I wanted to find an efficient algorithm for finding missing or problematic transactions with YNAB Debt Sync. The naïve O(n²) approach of comparing all transactions from both budgets would obviously not scale. This post explains how I achieved an average time complexity of O(n·log(n)).
Thinking about the problem, it occurred to me that I could use the mirrored nature of double-entry bookkeeping to my advantage by sorting each budget's transactions by their amount. The trick is to sort the second budget's transactions in opposite order to the first budget's transactions and, for each pair of transactions, compare the first budget's transaction amount with the inverse of the second budget's transaction amount. For the best-case scenario where the budgets tally up, this results in linear time complexity.
You can see an example in the next figure showing two budgets, called "This budget" and "Other budget", whose transactions are sorted in this mirrored fashion. This is the best-case scenario: both budgets have the same number of transactions, and each transaction in one budget has its opposite transaction in the other budget.
Using a common sort algorithm, like quicksort, the complexity for the algorithm's best-case scenario is O(2(n·log(n)) + n), or O(n·log(n)).
The best-case scenario isn't of much interest, though, as the use-case for the algorithm is precisely when the budgets don't tally up. If one (or more) transaction(s) is missing from one of the budgets, the previous comparisons will fail at some point, due to the transaction amounts in the incorrect budget "skipping" past the expected transaction amount. You can see this in the next figure, where "Other budget" is missing the transaction of amount -9,80.
The first comparison is successful: This budget's first transaction of amount 10 is mirrored by Other budget's first transaction of amount -10. The comparison fails for the second pair though: This budget's second transaction of amount 9,80 is not mirrored by Other budget's second transaction of amount -6,27. Looking at the figure, it's easy to see that Other budget is the one missing a transaction. Specifically, the mirror transaction to This budget's 9,80 transaction. Programmatically deciding which budget is missing a transaction is a bit more complicated, and is documented in YnabBudgetComparer's get_missing_transactions method. The cases depend on the combination of the transaction amount signs and on the absolute value comparison of the amounts.
In this case, because This budget's transaction is greater than zero and Other budget's transaction is less than zero, coupled with This budget's transaction's absolute value being greater than Other budget's transaction's absolute value, we know that Other budget is missing a transaction to mirror the transaction of amount 9,80 from This budget.

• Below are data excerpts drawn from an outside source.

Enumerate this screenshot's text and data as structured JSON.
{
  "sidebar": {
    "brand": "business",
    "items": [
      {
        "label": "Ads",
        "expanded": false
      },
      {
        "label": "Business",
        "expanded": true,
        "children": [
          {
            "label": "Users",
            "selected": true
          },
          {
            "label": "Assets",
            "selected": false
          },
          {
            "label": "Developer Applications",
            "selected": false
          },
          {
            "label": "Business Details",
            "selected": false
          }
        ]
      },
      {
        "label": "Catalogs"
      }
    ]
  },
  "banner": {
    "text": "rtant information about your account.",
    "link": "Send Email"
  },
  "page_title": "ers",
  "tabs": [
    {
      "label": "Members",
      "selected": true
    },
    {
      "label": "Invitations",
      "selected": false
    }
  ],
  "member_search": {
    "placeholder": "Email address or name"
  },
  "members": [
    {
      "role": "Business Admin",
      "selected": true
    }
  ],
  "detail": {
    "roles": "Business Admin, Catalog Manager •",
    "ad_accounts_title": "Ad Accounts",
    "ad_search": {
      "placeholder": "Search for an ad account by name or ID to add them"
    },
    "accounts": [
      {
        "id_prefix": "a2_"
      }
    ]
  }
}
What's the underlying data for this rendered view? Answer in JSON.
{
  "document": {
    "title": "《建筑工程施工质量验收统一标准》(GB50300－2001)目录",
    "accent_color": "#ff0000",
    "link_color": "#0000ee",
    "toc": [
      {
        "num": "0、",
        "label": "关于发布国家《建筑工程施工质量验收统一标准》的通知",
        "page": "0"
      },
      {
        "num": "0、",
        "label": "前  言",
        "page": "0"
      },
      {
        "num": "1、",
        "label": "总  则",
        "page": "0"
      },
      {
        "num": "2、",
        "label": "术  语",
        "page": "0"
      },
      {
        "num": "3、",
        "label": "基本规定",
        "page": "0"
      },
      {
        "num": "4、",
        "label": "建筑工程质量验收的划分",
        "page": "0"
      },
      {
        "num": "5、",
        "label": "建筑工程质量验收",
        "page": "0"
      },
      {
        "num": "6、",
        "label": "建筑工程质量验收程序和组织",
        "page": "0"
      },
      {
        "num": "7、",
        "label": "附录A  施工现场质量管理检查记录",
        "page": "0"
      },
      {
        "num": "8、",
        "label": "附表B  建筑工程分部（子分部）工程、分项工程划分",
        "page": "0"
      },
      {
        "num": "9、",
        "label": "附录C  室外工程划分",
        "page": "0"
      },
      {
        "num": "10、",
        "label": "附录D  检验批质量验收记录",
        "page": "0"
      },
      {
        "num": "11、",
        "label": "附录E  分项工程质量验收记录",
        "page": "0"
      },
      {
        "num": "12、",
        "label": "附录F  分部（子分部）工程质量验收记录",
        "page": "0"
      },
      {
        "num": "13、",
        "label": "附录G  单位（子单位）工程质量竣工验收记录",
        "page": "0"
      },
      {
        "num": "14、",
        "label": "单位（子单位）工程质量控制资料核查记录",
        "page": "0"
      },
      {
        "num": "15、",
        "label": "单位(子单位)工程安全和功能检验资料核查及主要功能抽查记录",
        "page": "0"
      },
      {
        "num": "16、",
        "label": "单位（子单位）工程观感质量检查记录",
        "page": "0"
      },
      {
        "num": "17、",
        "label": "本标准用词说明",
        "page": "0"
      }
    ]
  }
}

Information such as Payee or Memo (in the case of YNAB transactions) will help the user to understand the discrepancy between the budgets, but This budget may have multiple transactions of amount 9,80, each with different information. The next step is to find the best candidate transaction.
To do so, first the subset of transactions of amount 9,80 from This budget is extracted and sorted by date. The same is done for transactions of amount -9,80 from Other budget. If there are m transactions of this amount, this is O(m·log(m)) operations. It is common that, for n total transactions, n ≫ m, as there are relatively few transactions that share the exact same amount.
A transaction subset comparison is triggered each time there is a mismatch in a transaction pair's amounts so, for p skips, the time complexity of this operation is O(pm·log(m)). The value of p depends entirely on how thorough the users have been at recording transactions. In my experience, there is roughly one skip for every ten transactions, so we can also consider n ≫ p, giving n ~ pm. The loosely average time complexity is then O(n·log(n) + n·log(n)), or O(n·log(n)).
Once the two subsets have been created, the relative complement of Other budget transactions in This budget transactions is then calculated, i.e. which transactions exist in This budget but not in Other budget. This is a linear operation of, at worst, O(n-1), where n is the amount of transactions from This budget. It is n-1 because if Other budget has no transactions of amount -9,80, the whole set of This budget's transactions of amount 9,80 is returned, and is a constant-time O(1) operation. The order of magnitude of this operation doesn't affect the previous time complexity of O(n·log(n)).
For the budgets in this example, the subset from This budget contains one transaction of amount 9,80 with date 2015-08-16. The subset from Other budget contains zero mirror transactions of amount -9,80, as you can see in the following figure. The transaction from This budget is returned as Other budget's missing transaction, required for both budgets to tally up.
For extreme cases the algorithm could degenerate to a worst-case scenario of O(mn·log(n)) complexity, for example if none of the transactions were mirrored: each budget containing only its own side of transactions.